Fuse gzip decompression on the fly
I have an archive of the B3 (BVMF Bovespa) old FTP site that once resided at ftp.bvmf.com.br. As-is, it weighs at around 360 GB, 309 GB of which are gzipped text files.
I have to move this archive out of my NAS as I want to fix my RAID setup, and after checking what hardware I got spare, I've found two options:
- copy those files to a spare 500 GB disk and waste 140 GB;
- make it fit into a 320 GB disk.
Of course, b is the right choice.
Those text files compress really well (around 10x!), but as they stand, they are islands. We can be certain that those text files are very similar, so we can leverage solid compression to further decrease the stored size. Besides that, gzip isn't the best compression algorithm. We can do better. 7-zip to the rescue.

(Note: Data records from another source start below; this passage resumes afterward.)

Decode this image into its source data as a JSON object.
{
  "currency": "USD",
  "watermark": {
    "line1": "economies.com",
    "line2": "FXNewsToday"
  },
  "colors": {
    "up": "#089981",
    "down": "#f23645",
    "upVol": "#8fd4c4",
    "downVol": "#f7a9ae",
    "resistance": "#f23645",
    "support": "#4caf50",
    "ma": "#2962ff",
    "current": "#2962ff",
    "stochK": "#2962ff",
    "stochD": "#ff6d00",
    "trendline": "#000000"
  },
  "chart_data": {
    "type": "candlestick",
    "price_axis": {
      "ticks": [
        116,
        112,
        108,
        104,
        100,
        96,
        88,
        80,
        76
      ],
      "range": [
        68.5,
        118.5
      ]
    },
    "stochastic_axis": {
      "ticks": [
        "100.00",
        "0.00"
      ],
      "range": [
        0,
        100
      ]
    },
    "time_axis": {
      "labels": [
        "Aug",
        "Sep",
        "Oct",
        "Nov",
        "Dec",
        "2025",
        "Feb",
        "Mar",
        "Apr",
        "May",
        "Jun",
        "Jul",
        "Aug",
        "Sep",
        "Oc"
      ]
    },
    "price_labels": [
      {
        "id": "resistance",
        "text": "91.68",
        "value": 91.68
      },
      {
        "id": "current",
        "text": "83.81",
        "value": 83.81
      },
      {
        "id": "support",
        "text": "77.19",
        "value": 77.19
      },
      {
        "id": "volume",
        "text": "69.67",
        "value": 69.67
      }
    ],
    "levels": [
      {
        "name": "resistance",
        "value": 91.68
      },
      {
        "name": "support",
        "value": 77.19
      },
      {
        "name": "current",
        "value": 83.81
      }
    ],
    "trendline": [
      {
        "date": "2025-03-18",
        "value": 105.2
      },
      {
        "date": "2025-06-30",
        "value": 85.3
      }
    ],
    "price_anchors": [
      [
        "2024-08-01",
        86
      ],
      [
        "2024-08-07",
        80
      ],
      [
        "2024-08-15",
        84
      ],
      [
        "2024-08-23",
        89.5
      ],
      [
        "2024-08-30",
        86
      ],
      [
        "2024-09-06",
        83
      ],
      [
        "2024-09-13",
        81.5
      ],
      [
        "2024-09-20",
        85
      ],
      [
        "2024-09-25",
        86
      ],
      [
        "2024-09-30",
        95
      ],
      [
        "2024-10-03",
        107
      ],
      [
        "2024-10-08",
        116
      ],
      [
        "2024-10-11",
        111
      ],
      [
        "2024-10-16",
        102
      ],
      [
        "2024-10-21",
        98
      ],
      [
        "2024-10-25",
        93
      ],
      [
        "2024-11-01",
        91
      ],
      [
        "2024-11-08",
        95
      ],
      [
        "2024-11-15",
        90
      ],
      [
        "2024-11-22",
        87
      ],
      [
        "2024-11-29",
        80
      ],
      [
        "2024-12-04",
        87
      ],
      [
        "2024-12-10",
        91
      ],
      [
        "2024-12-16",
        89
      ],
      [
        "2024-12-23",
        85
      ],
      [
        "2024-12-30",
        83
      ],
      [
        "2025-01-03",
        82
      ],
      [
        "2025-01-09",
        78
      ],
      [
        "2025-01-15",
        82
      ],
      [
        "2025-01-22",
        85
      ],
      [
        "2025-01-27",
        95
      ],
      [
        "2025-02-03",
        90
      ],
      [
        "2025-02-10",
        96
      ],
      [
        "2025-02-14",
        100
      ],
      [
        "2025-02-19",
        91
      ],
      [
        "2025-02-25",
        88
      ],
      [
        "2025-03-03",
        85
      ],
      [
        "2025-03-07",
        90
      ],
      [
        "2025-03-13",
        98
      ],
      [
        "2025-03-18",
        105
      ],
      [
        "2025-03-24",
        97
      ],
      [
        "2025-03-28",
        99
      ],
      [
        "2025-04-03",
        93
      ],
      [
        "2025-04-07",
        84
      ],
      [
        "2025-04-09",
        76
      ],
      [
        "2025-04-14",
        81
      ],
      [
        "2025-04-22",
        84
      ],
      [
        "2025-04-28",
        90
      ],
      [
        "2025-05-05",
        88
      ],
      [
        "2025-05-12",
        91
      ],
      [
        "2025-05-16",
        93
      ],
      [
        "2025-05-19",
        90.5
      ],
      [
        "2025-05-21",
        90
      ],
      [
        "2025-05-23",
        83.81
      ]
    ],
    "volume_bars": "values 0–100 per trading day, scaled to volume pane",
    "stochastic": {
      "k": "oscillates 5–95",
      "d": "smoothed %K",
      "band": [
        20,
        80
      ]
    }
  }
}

Now, how can we extract those individual .gz files on-the-fly? Remember, they will inflate to 10x the stored size and I don't have 3 TB laying around.
I could create some find -exec
incantation to gunzip
and append the file
to the 7z archive, but I thought that wouldn't be efficient, as 7-zip might
recalculate the dictionary and recompress the archive every appended file.
Another option would be hacking 7-zip itself to extract the file when needed,
but ain't nobody got time for that. I need a hook to be called every open(2)
call.
LD_PRELOAD
? nah, too much boilerplate. What about doing this outside 7-zip?
7-zip's input are files from a filesystem. FUSE fits right there.
Turns out, 9 years ago, Gautier Portet wrote
gzfuse, exactly what I need.
After running 2to3
to make it work on Python 3 and adding an
exception handler to deal with truncated gzip files, now we can recompress those
gzipped text files to a solid 7z archive without wasting precious disk space.
Get the Python 3 version of gzfuse here. Requires fusepy. Also useful: nullfs (it is a /dev/null filesystem, nothing to do with the BSD nullfs)